A report commissioned by CIWM has warned of the possible ramifications of Brexit on the refuse derived fuel (RDF) sector and addressed “uncertainties” about the future of the industry.
Published last week, ‘RDF trading in a modern world’ marked the inauguration of CIWM’s 2018/19 President Enda Kiernan. It was carried out by environmental consultancy, SLR Consulting Ltd.
The report explores the landscape for RDF exports from the UK and the Republic of Ireland and models possible future scenarios, taking into account factors including the impact of Brexit on markets.
The report described RDF export as “valuable interim role” in diverting material from landfill, in lieu of domestic energy from waste (EfW) capacity.

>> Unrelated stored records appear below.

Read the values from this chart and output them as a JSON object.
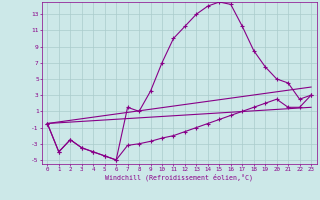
{
  "xlabel": "Windchill (Refroidissement éolien,°C)",
  "bg_color": "#cce8e8",
  "line_color": "#880088",
  "grid_color": "#aacccc",
  "xlim": [
    -0.5,
    23.5
  ],
  "ylim": [
    -5.5,
    14.5
  ],
  "xticks": [
    0,
    1,
    2,
    3,
    4,
    5,
    6,
    7,
    8,
    9,
    10,
    11,
    12,
    13,
    14,
    15,
    16,
    17,
    18,
    19,
    20,
    21,
    22,
    23
  ],
  "yticks": [
    -5,
    -3,
    -1,
    1,
    3,
    5,
    7,
    9,
    11,
    13
  ],
  "hours": [
    0,
    1,
    2,
    3,
    4,
    5,
    6,
    7,
    8,
    9,
    10,
    11,
    12,
    13,
    14,
    15,
    16,
    17,
    18,
    19,
    20,
    21,
    22,
    23
  ],
  "line1": [
    -0.5,
    -4.0,
    -2.5,
    -3.5,
    -4.0,
    -4.5,
    -5.0,
    1.5,
    1.0,
    3.5,
    7.0,
    10.0,
    11.5,
    13.0,
    14.0,
    14.5,
    14.2,
    11.5,
    8.5,
    6.5,
    5.0,
    4.5,
    2.5,
    3.0
  ],
  "line2": [
    -0.5,
    -4.0,
    -2.5,
    -3.5,
    -4.0,
    -4.5,
    -5.0,
    -3.2,
    -3.0,
    -2.7,
    -2.3,
    -2.0,
    -1.5,
    -1.0,
    -0.5,
    0.0,
    0.5,
    1.0,
    1.5,
    2.0,
    2.5,
    1.5,
    1.5,
    3.0
  ],
  "line3_x": [
    0,
    23
  ],
  "line3_y": [
    -0.5,
    4.0
  ],
  "line4_x": [
    0,
    23
  ],
  "line4_y": [
    -0.5,
    1.5
  ]
}
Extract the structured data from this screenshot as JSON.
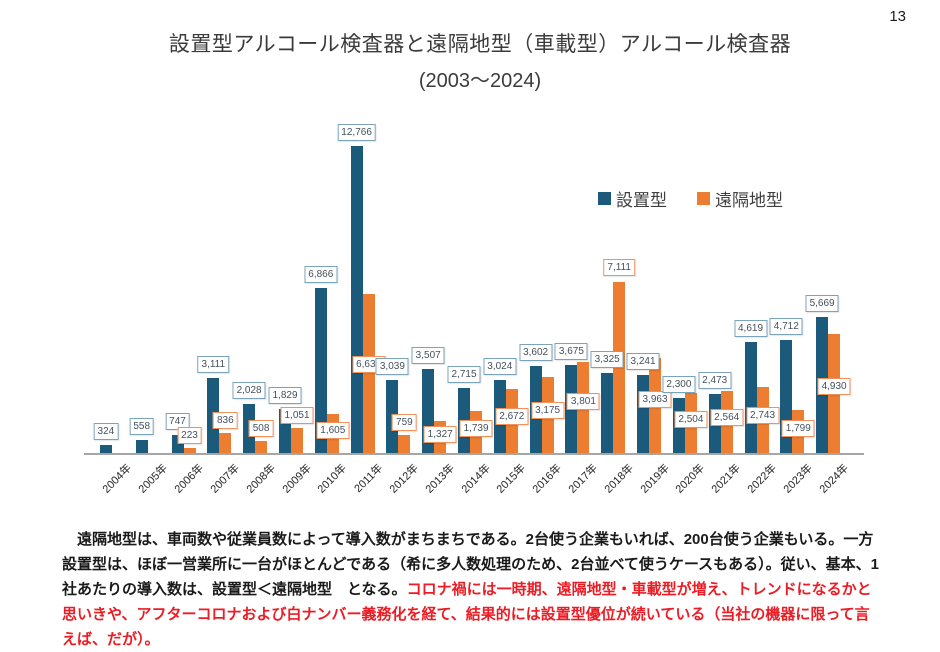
{
  "page": {
    "number": "13"
  },
  "title": {
    "line1": "設置型アルコール検査器と遠隔地型（車載型）アルコール検査器",
    "line2": "(2003～2024)"
  },
  "chart_data": {
    "type": "bar",
    "title": "設置型アルコール検査器と遠隔地型（車載型）アルコール検査器 (2003～2024)",
    "categories": [
      "2004年",
      "2005年",
      "2006年",
      "2007年",
      "2008年",
      "2009年",
      "2010年",
      "2011年",
      "2012年",
      "2013年",
      "2014年",
      "2015年",
      "2016年",
      "2017年",
      "2018年",
      "2019年",
      "2020年",
      "2021年",
      "2022年",
      "2023年",
      "2024年"
    ],
    "series": [
      {
        "name": "設置型",
        "color": "#1b5a7a",
        "label_border": "#7ca3bc",
        "values": [
          324,
          558,
          747,
          3111,
          2028,
          1829,
          6866,
          12766,
          3039,
          3507,
          2715,
          3024,
          3602,
          3675,
          3325,
          3241,
          2300,
          2473,
          4619,
          4712,
          5669
        ]
      },
      {
        "name": "遠隔地型",
        "color": "#ed7d31",
        "label_border": "#f0925c",
        "values": [
          null,
          null,
          223,
          836,
          508,
          1051,
          1605,
          6632,
          759,
          1327,
          1739,
          2672,
          3175,
          3801,
          7111,
          3963,
          2504,
          2564,
          2743,
          1799,
          4930
        ]
      }
    ],
    "xlabel": "",
    "ylabel": "",
    "ylim": [
      0,
      13000
    ],
    "grid": false,
    "data_labels": true,
    "legend_position": "top-right",
    "x_label_rotation": 45
  },
  "commentary": {
    "text_black": "　遠隔地型は、車両数や従業員数によって導入数がまちまちである。2台使う企業もいれば、200台使う企業もいる。一方設置型は、ほぼ一営業所に一台がほとんどである（希に多人数処理のため、2台並べて使うケースもある）。従い、基本、1社あたりの導入数は、設置型＜遠隔地型　となる。",
    "text_red": "コロナ禍には一時期、遠隔地型・車載型が増え、トレンドになるかと思いきや、アフターコロナおよび白ナンバー義務化を経て、結果的には設置型優位が続いている（当社の機器に限って言えば、だが）。",
    "red_color": "#ec1c24",
    "black_color": "#1a1a1a"
  }
}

However, due to the “high degree of uncertainty” in factors affecting the market, “it is not possible to project the exact future scale of RDF exports with confidence,” the report notes.

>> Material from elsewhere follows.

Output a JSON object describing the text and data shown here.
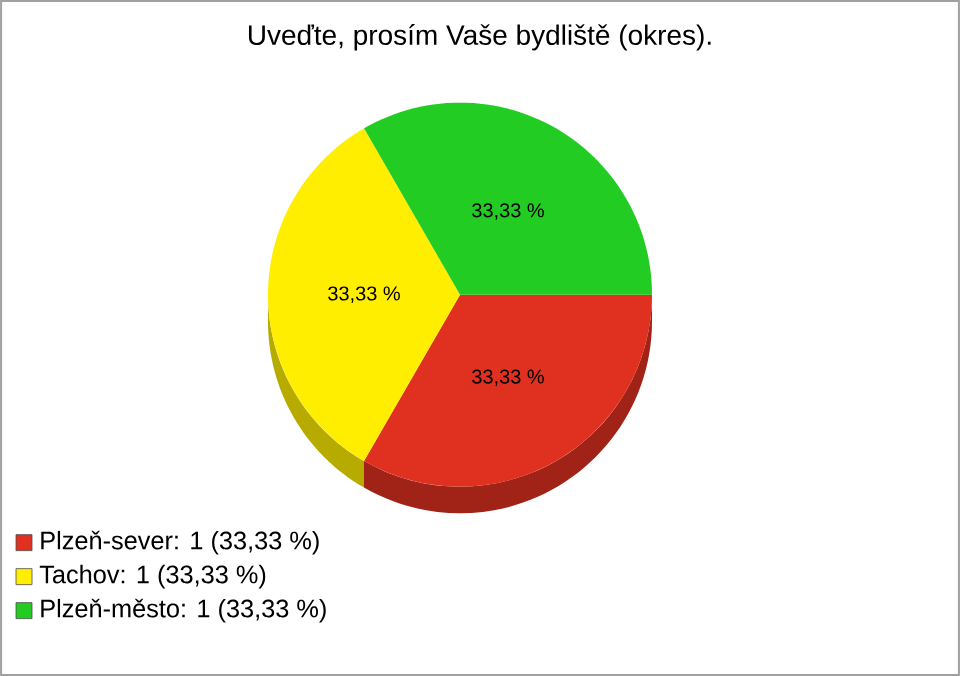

“The position of UK exports is somewhat precarious, being dependent on the Brexit outcome, and future national recycling performance,” it states
In the report, SLR warns that the Brexit process could result in the practice of exporting RDF becoming “less economic”.

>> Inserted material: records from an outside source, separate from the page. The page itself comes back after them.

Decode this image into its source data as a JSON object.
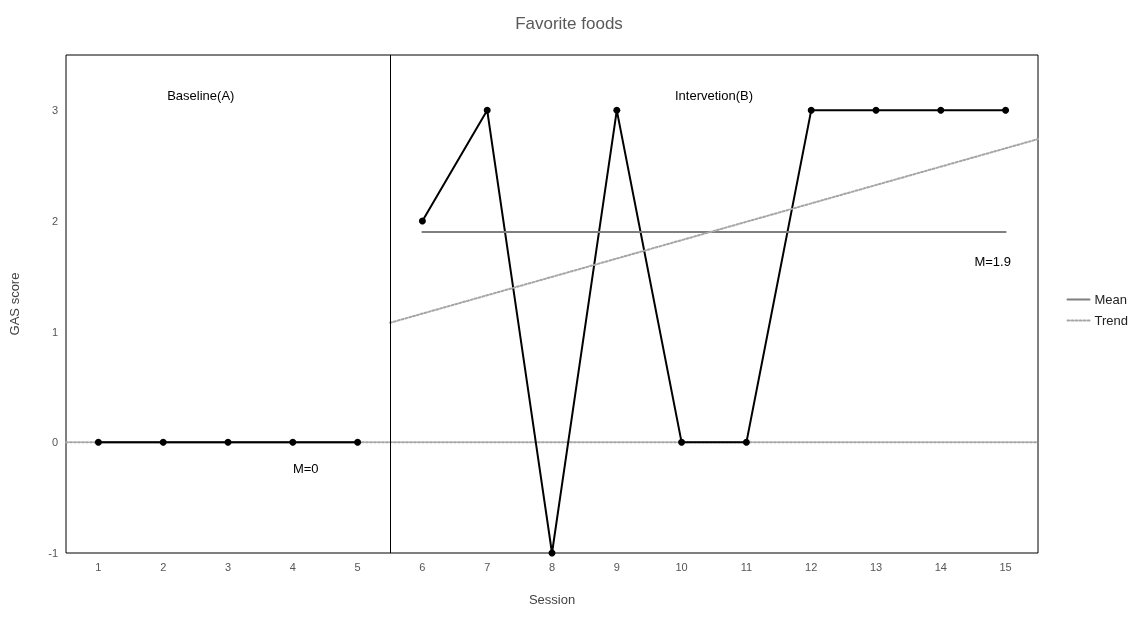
{
  "chart_data": {
    "type": "line",
    "title": "Favorite foods",
    "xlabel": "Session",
    "ylabel": "GAS score",
    "xlim": [
      0.5,
      15.5
    ],
    "xticks": [
      1,
      2,
      3,
      4,
      5,
      6,
      7,
      8,
      9,
      10,
      11,
      12,
      13,
      14,
      15
    ],
    "ylim": [
      -1,
      3.5
    ],
    "yticks": [
      -1,
      0,
      1,
      2,
      3
    ],
    "series": [
      {
        "x": [
          1,
          2,
          3,
          4,
          5
        ],
        "values": [
          0,
          0,
          0,
          0,
          0
        ],
        "color": "#000000",
        "marker": "circle",
        "line_style": "solid"
      },
      {
        "x": [
          6,
          7,
          8,
          9,
          10,
          11,
          12,
          13,
          14,
          15
        ],
        "values": [
          2,
          3,
          -1,
          3,
          0,
          0,
          3,
          3,
          3,
          3
        ],
        "color": "#000000",
        "marker": "circle",
        "line_style": "solid"
      },
      {
        "name": "Mean",
        "x": [
          1,
          5
        ],
        "values": [
          0,
          0
        ],
        "color": "#7f7f7f",
        "marker": "none",
        "line_style": "solid"
      },
      {
        "x": [
          6,
          15
        ],
        "values": [
          1.9,
          1.9
        ],
        "color": "#7f7f7f",
        "marker": "none",
        "line_style": "solid"
      },
      {
        "name": "Trend",
        "x": [
          0.5,
          15.5
        ],
        "values": [
          0,
          0
        ],
        "color": "#a6a6a6",
        "marker": "none",
        "line_style": "dotted"
      },
      {
        "x": [
          5.5,
          15.5
        ],
        "values": [
          1.08,
          2.74
        ],
        "color": "#a6a6a6",
        "marker": "none",
        "line_style": "dotted"
      }
    ],
    "ref_lines": [
      {
        "axis": "x",
        "value": 5.5,
        "color": "#000000",
        "line_style": "solid"
      }
    ],
    "annotations": [
      "Baseline(A)",
      "Intervetion(B)",
      "M=0",
      "M=1.9"
    ],
    "grid": false,
    "legend": "right"
  }
}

Two concerns are raised in relation to Brexit: Imposition of tariffs on RDF imports and increased friction to RDF movements due to the imposition of customs controls.
“While it looks likely that tariffs will not apply to RDF, an onerous customs regime would add to transport times and administrative burdens,” explains SLR director Alban Forster.
Last month, letsrecycle.com reported that shortages of European hauliers willing to come to the UK is already hitting exporters of recycled materials to the continent (see letsrecycle.com story).
The report warns: “In the event that new customs arrangements cause a major obstruction to imports, the result could be increased stockpiling of RDF and possible feedstock deterioration, penalties for delays under ‘Put or Pay’ contracts and currency fluctuations, given that the majority of contracts are in euros. Any significant stockpiling resulting from border disruption could also result in regulatory breaches and increased waste crime.”
According to CIWM executive director, Chris Murphy, the UK Government “can help to limit these impacts by pressing for continuing free movement of RDF, regardless of the ultimate outcome of Brexit negotiations”.
The report states that greater long term policy certainty is “essential” to allow the sector to adapt as the export market evolves.
Below: A diagram illustrating the interactions influencing demand for RDF export (Graphic: CIWM)
Further to Brexit, the report outlines that recycling levels will have a big impact on RDF export. The report states: “The future scale of RDF exports is critically sensitive to the ultimate recycling level achieved in the UK. It remains to be seen whether the new resources and waste strategy (indicated by Defra as to be released later this year) will reduce uncertainty in this regard.”
Overall, SLR forecasts that in the event that the EU Circular Economy Package (EU CEP) requirement for 60% recycling is achieved, RDF exports will “contract dramatically”.
In terms of the regional picture, Northern Ireland currently places the greatest reliance of RDF exports (circa 80 kg/person/yr). This position is likely to continue until domestic EfW capacity is delivered in NI, the report notes.
Meanwhile, in Scotland RDF exports may provide a cost effective short term solution to councils achieving the Scottish Government’s 2021 ban on landfill of biodegradable waste.
In England, the long term outlook for exports is “highly dependent” on the municipal waste recycling rate achieved. And, build out of domestic EfW capacity will reduce remaining volumes of residual waste, intensifying competition with landfills to secure feedstock.
CIWM’s Chris Murphy continued: “CIWM has been keeping a close eye on developments, and liaising with Defra as they work to ensure that regulatory alignment is maintained post-Brexit, even in the event of a no-deal scenario. However, other factors such as border controls and delays, and haulage costs, could also adversely affect the economics of RDF export.
“Regulators across the UK will need to be alert to a number of risks in the event of significant disruption, including stockpiling and a greater risk of waste crime.”